The sun had become fully eclipsed by the oncoming storm’s towering thunderhead. The monsoon season in the Rocky Mountains can be spectacular and dangerous. Tops hidden in the dark sky, the Flatirons – those famous Pennsylvania sandstone monoliths – rose directly above as we started out of the city and entered Boulder Canyon.
“True enough. But do we, as people, carry the majority of the responsibility for his care?” I asked, continuing her thought.
“I think so, too,” I said. “As do most people, I hope.” The problem lies in whether or not we act upon this responsibility…”
“…really though,” I continued. “Since the start of civilization, people have done some amazing things in a short amount of time. I don’t think that it has to be an all or nothing deal. People just don’t know when to control themselves. Right? We are going to get to the point where we won’t have a choice. We will just have no choice but to learn.”
“Ten thousand years is a short amount of time to screw-up the world,” she muttered.
“Yeh, why can’t we just coexist with nature and move forward at the same time?”
* * *
Besides radiologically contaminated tailings and soils, surface contamination includes a variety of disposal ponds used during processing activities, trash disposal trenches, and other features used for waste management during mill operations. Chemicals present in these areas may include barium chloride, lithium fluoride, sodium fluoride, and organic solvents based on knowledge of past practices…Leftover chemicals from ore processing are still stored on-site, evidence of PCB spills from transformers exists, and based on the tie of their construction, on-site building materials very likely contain asbestos.
* * *
“Take the old Rocky Flats plant back there,” I said, pointing over my shoulder to the south. The rain outside began to fall hard, slowing our progress up the canyon to a crawl. “That is a prime example of man taking something amazing – beautiful even – and ruining it.”
“Why? What do they do there?” she asked. “It’s a military place or something, right?”
“Was a military place. They used to make nuclear triggers there.”
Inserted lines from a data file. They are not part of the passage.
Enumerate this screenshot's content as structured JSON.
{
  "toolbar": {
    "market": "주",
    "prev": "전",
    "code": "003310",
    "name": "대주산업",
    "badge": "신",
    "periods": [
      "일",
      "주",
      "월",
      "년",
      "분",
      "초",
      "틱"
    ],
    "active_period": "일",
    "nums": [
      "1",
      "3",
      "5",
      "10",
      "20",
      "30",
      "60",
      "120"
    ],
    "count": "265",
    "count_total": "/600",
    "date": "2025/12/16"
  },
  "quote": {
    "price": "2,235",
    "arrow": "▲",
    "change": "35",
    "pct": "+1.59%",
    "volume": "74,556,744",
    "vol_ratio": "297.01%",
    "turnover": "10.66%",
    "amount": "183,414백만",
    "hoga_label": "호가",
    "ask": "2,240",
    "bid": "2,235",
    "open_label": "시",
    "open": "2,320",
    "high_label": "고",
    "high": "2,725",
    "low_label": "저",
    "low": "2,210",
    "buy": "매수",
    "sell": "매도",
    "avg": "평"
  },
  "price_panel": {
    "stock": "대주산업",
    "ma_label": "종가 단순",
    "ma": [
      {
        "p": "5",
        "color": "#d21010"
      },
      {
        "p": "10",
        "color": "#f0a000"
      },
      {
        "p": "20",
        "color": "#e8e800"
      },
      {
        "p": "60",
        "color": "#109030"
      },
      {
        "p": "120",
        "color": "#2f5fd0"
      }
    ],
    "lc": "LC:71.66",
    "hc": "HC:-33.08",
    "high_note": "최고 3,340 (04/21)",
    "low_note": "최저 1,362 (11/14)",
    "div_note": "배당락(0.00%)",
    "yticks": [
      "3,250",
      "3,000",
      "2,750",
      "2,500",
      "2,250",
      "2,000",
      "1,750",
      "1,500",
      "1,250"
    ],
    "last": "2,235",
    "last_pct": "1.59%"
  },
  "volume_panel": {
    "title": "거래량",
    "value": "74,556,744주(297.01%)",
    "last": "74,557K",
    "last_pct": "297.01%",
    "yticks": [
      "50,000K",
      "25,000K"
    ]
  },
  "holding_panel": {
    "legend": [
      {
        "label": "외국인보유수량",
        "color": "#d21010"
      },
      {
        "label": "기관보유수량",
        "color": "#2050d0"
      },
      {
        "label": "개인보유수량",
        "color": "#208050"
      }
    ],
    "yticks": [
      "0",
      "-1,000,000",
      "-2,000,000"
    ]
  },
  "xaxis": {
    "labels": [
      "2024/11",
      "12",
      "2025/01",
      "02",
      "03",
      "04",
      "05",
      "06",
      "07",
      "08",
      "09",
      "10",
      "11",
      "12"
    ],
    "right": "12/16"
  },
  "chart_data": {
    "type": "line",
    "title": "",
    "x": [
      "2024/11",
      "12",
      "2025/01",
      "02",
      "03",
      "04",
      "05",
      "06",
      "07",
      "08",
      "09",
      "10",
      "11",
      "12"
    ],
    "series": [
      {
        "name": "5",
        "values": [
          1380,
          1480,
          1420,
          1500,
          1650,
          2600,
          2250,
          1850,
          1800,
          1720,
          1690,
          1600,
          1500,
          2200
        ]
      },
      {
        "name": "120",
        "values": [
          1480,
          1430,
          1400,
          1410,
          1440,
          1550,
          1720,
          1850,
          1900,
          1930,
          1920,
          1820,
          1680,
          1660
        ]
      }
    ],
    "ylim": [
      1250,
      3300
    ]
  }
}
“That sounds lovely,” she smirked, knowing that I was about to begin another long-winded story, forever accommodating my bookish eccentricities. “What the hell is a nuclear trigger? And, seeing that it sounds awful, how can you think that it is beautiful?”
“A nuclear trig…”
A sudden flash of white-hot, sterile lightning pierced the canyon walls directly above. My heart raced. Simultaneously, the scalpel-perfect strike was announced by the heated scream of deafening thunder. The storm was releasing its fury directly overhead – violence begetting more viciously exponential violence.
“Wow,” she cried. “That was close.”
“Yeh,” I said after a long pause, hands numbly caressing the steering wheel. Coming back to my senses, I continued, “Um…where were we…yes…nuclear triggers. Triggers essentially emit a huge number of neutrons in order to start the chain reaction in a nuclear bomb. But, it’s not the nuclear bomb that’s beautiful, it’s the science behind it.”
Incredulous, she shifted nervously in her seat, all the while grinning toward the sky in anticipation. “You’re going to sit there…and try to tell me that nuclear science is beautiful?”
“Absolutely,” I answered, neck contorted to enable a better view of the sky’s magnanimous assault while trying to maintain some semblance of eye contact with the winding road. “It’s what we’ve been talking about for the whole drive. The chemistry and physics behind it is amazing and complex. The fact that we build devastating weapons with it doesn’t change that simple fact.”
“You’re crazy,” she said.
* * *
Groundwater in the shallow alluvium at the site has also been contaminated by uranium milling operations. Constituents of potential concern (COPCs) based on analytical information from several reports are ammonia, manganese, molybdenum, nitrate, selenium, sulfate, uranium and vanadium.
Most of the groundwater characterization to date has focused on discharge of ammonia to the Colorado River. Shepherd Miller Inc. estimated that approximately 800,000,000 gallons of groundwater would require remediation to reduce ammonia concentrations to acceptable levels. Remediation of additional COPCs has not been addressed.